Il y aurait tellement mieux à faire ! M'offrir un livre blanc, proposer de venir me présenter les résultats d'une enquête sectorielle, d'une étude quanti ou quali, des business cases récents, un comparatif international..., analyser les pratiques visibles de mon entreprise et venir présenter un diagnostic gratuit (du site, des pratiques du contact center etc...). Faut-il encore le faire !

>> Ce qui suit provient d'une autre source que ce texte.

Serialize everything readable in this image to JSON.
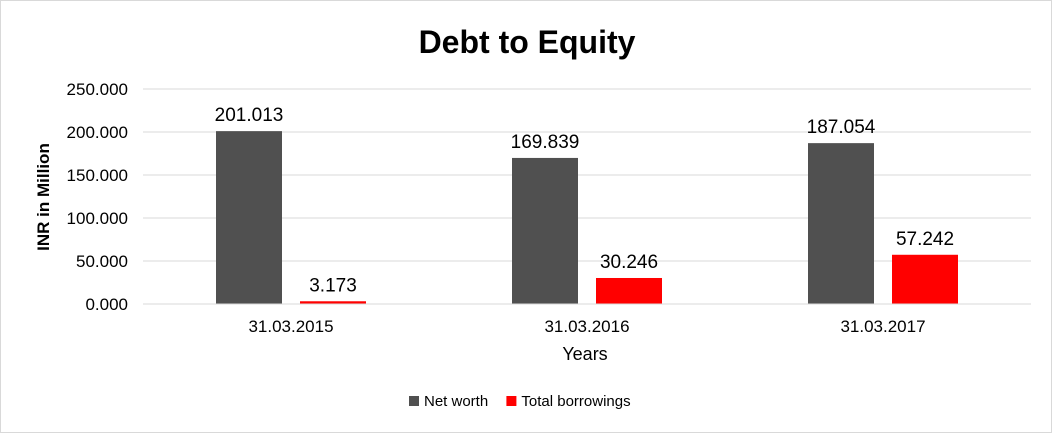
{
  "chart_data": {
    "type": "bar",
    "title": "Debt to Equity",
    "xlabel": "Years",
    "ylabel": "INR in Million",
    "categories": [
      "31.03.2015",
      "31.03.2016",
      "31.03.2017"
    ],
    "series": [
      {
        "name": "Net worth",
        "values": [
          201.013,
          169.839,
          187.054
        ],
        "labels": [
          "201.013",
          "169.839",
          "187.054"
        ],
        "color": "#505050"
      },
      {
        "name": "Total borrowings",
        "values": [
          3.173,
          30.246,
          57.242
        ],
        "labels": [
          "3.173",
          "30.246",
          "57.242"
        ],
        "color": "#ff0000"
      }
    ],
    "ylim": [
      0,
      250
    ],
    "yticks": [
      0,
      50,
      100,
      150,
      200,
      250
    ],
    "ytick_labels": [
      "0.000",
      "50.000",
      "100.000",
      "150.000",
      "200.000",
      "250.000"
    ],
    "grid": true,
    "gridline_color": "#d9d9d9",
    "legend_position": "bottom"
  }
}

Et une fois l'inconnu « ferré » grâce à l'intérêt réel qu'il marque pour ces propositions de valeur attrayantes, alors feu ! Il faut naturellement tenter de le relancer par différents moyens, dont le télémarketing si c'est rentable. A trop oublier le permission marketing, on a incité les pouvoirs publics à réguler, à sévir en introduisant une couche de « permission rules ». Le dispositif Bloctel vise ainsi à protéger les consommateurs qui souhaitent ne pas recevoir d'appels téléphoniques commerciaux non sollicités. Ce n'est pas suffisant. La meilleure façon de revenir aux fondamentaux et de respecter les consommateurs, c'est de déployer des approches marketing de qualité, c'est d'injecter une bonne dose d'imagination dans votre marketing pour reprendre le titre d'un ouvrage célèbre d'une autre grand gourou, le professeur de marketing de Harvard, Théodore Levitt (Marketing imagination, 1983). Alors à vous d'imaginer ce que sera votre permission telemarketing ! A vous de tester et de construire vos business cases, afin de traduire le « test & learn » en « test & earn »!


L'auteur

Raphaël Krivine est directeur des opérations et relation Client d'Axa Banque. Il a rejoint Axa en 2008, où il a été directeur de l'Épargne au sein de Direct Assurance puis directeur Internet et multi-accès d'Axa France, avant de prendre en charge la direction digitale d'Axa Banque et la direction de Soon, l'offre expérimentale de banque "mobile only". Il avait auparavant exercé des responsabilités dans les domaines du marketing et de la relation client au sein d'établissements financiers leaders (Caisse d'Épargne, Boursorama, ING Direct, Crédit Agricole). Raphaël Krivine est ingénieur et MBA du groupe HEC.